The main strengths of this study lie in the use of a relatively large dataset of patients with advanced cancer, a unique and vulnerable group of patients that is rarely investigated, and the use of recently developed, advanced mediation analysis techniques that allow for the decomposition of total effects into natural direct and indirect effects, while accounting for exposure–mediator interactions.

Some limitations need to be considered when interpreting the findings. Although previous research and theoretical models suggest a strong temporal sequence, with illness perceptions preceding symptoms of anxiety and depression [17], this study cannot draw causal conclusions due to its cross-sectional study design. Second, to interpret the observed direct and indirect effects, one needs to assume that there are no unmeasured confounders of the exposure–mediator relationship, the mediator-outcome relationship and the exposure–outcome relationship [32]. Although we did adjust for several potential confounders, we cannot exclude the possibility that unmeasured confounders may have impacted the results. Third, we performed a complete case analysis on the subset of patients with full information on the exposure, mediator, outcome variables and confounders. While this method is widely applied to treat missing data, it may lead to biased results if the data are not missing completely at random [45].
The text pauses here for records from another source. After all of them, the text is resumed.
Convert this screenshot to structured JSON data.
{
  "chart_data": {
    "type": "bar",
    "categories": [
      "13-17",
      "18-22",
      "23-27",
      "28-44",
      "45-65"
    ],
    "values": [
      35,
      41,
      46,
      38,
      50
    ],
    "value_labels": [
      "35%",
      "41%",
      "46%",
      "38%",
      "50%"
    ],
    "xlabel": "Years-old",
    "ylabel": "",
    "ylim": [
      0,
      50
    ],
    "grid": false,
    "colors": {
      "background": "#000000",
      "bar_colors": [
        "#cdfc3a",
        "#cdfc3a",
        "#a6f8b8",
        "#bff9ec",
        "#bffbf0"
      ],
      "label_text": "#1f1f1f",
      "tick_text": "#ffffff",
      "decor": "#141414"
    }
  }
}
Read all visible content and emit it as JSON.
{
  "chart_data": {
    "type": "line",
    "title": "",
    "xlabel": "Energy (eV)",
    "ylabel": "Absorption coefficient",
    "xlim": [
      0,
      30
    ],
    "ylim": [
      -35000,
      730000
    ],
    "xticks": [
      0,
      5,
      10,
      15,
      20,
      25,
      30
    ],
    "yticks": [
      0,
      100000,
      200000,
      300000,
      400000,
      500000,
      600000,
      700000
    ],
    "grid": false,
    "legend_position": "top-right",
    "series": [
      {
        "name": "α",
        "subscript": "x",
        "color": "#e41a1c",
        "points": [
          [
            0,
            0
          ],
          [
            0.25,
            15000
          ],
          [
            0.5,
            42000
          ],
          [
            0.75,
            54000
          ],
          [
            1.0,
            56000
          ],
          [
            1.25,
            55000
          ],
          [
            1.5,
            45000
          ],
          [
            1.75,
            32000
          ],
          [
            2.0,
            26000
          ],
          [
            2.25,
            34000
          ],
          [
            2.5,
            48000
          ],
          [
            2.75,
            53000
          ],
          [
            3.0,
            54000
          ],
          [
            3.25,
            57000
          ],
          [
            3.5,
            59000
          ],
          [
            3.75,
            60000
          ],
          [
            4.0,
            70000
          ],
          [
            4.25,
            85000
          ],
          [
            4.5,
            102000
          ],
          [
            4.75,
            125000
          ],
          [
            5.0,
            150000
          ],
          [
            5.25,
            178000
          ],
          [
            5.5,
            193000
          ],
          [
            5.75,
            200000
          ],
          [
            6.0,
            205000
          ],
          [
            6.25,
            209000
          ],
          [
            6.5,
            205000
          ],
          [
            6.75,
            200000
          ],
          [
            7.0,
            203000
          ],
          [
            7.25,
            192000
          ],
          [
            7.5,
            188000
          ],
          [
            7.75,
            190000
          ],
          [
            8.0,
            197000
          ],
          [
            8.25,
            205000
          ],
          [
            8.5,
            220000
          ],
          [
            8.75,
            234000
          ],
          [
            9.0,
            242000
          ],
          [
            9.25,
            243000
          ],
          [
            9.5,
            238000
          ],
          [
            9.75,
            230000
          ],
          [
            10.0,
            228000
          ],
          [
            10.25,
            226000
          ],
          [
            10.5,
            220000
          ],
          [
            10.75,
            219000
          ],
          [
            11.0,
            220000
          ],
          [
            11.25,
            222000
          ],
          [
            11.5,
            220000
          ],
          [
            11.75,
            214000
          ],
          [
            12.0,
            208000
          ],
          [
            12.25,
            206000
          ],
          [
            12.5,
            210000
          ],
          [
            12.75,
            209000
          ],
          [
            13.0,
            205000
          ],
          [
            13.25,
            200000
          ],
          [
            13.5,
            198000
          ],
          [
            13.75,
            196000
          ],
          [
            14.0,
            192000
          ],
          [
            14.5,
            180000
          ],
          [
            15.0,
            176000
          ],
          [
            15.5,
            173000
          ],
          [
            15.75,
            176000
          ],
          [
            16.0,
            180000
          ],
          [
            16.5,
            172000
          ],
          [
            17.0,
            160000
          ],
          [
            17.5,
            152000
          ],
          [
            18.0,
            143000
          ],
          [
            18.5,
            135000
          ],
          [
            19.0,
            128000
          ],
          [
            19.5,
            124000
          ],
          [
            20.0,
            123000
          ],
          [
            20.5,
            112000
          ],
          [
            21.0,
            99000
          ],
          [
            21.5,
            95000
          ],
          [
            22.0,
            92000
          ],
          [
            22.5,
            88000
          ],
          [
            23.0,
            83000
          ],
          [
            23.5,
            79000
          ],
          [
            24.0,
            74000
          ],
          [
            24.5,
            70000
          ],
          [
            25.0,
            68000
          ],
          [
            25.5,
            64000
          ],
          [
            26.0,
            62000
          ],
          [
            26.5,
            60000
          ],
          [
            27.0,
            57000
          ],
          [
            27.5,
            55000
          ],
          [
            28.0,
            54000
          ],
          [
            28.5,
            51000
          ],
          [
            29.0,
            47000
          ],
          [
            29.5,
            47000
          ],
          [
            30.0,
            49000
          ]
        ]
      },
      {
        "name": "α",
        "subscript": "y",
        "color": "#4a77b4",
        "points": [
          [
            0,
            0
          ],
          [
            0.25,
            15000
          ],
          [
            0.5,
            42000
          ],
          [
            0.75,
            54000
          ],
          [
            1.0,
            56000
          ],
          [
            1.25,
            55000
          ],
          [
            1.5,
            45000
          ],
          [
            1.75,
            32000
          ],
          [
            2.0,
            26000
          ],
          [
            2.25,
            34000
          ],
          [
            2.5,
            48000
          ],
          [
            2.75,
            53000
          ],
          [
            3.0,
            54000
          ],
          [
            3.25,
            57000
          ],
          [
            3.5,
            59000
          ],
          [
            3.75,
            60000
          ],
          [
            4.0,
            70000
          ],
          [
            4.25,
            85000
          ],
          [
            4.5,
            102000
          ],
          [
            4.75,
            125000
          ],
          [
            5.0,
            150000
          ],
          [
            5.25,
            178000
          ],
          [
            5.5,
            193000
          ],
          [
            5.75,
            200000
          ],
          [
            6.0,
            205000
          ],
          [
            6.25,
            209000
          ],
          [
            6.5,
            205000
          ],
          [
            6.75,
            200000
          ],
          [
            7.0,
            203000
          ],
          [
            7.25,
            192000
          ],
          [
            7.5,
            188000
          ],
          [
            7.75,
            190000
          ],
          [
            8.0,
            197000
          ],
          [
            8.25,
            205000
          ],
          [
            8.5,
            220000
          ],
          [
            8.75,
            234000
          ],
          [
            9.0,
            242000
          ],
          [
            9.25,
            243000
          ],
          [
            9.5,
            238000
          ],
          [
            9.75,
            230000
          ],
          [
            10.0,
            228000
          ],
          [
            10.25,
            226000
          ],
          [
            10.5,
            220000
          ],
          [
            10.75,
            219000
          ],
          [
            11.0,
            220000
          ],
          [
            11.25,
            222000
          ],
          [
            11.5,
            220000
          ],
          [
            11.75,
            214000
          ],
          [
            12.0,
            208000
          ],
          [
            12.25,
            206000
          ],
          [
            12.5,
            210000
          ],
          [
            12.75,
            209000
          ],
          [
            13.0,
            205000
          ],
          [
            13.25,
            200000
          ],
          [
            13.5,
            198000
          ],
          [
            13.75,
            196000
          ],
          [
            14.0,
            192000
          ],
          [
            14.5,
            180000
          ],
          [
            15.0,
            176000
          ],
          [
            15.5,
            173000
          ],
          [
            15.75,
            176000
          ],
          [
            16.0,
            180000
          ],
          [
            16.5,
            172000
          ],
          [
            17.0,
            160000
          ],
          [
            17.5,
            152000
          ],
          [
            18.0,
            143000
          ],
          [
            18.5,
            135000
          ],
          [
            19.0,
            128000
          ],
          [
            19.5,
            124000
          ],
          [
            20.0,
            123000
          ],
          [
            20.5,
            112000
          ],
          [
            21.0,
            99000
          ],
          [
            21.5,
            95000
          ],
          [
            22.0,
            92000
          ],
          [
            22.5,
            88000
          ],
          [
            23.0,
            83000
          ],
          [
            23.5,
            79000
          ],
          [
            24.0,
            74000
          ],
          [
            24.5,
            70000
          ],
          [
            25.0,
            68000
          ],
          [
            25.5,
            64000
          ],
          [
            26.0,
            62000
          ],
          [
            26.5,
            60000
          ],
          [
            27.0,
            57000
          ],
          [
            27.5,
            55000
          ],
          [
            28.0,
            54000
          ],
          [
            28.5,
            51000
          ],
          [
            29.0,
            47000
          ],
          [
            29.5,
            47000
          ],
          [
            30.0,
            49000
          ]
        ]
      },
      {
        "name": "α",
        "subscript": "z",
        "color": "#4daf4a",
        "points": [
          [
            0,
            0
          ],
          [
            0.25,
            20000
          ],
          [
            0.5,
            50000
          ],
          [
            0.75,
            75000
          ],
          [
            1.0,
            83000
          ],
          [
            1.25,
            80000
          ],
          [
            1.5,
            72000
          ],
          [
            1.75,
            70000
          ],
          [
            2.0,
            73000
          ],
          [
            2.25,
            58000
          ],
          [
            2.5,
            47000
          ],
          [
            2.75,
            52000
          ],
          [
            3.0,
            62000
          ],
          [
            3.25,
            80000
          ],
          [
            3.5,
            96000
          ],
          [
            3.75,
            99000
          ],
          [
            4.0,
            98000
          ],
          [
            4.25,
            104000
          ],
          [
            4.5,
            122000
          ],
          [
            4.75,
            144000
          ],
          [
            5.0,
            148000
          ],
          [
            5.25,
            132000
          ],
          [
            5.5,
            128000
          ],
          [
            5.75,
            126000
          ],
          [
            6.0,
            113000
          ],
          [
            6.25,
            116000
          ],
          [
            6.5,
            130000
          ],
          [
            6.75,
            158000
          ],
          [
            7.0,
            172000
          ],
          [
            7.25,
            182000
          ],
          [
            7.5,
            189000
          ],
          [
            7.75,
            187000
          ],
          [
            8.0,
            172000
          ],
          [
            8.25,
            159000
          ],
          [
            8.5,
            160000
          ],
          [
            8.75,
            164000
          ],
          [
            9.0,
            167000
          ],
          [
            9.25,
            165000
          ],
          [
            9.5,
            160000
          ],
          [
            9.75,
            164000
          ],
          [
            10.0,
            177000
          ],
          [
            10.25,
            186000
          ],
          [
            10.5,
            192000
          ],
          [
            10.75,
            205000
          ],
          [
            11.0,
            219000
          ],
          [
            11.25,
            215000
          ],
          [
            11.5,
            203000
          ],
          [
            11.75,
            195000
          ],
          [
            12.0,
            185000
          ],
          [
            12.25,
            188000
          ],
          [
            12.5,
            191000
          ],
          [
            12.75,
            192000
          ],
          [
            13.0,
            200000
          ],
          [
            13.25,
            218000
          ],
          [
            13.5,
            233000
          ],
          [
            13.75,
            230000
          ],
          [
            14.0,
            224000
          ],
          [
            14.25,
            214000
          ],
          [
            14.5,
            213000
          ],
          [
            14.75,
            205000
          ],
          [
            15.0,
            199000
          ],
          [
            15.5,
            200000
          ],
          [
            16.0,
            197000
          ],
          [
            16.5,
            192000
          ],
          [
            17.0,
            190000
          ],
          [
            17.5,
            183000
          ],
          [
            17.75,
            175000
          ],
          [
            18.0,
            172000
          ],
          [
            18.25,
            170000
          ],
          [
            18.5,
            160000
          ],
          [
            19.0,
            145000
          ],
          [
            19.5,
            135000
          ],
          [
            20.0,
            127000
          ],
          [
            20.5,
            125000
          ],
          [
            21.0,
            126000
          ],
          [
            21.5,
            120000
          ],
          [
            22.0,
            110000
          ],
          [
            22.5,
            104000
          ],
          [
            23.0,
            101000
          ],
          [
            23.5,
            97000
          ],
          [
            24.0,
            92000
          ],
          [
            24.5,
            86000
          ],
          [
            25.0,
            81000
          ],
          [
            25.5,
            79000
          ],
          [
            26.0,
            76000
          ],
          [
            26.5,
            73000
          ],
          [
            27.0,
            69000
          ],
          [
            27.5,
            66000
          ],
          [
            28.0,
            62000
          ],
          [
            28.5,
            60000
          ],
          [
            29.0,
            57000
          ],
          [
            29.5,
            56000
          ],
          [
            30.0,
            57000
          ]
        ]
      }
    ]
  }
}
In conclusion, our study indicates that negative illness perceptions are associated with worse QoL in patients with advanced cancer. Symptoms of anxiety and depression substantially mediate this association. Applying this knowledge to patient-clinician interactions may improve its quality and ultimately the QoL of patients with advanced cancer. Further prospective research is needed to confirm these findings and extend the exploration of hidden mechanisms behind the relationship between illness perceptions and QoL, by looking at the role of e.g., personality traits and coping styles, physical factors such as comorbidities and different types and stages of cancer, health literacy, cultural factors, or the quality of patient–clinician interactions. QoL and symptoms of anxiety and depression in patients with advanced cancer may be improved by addressing illness perceptions during medical consultations.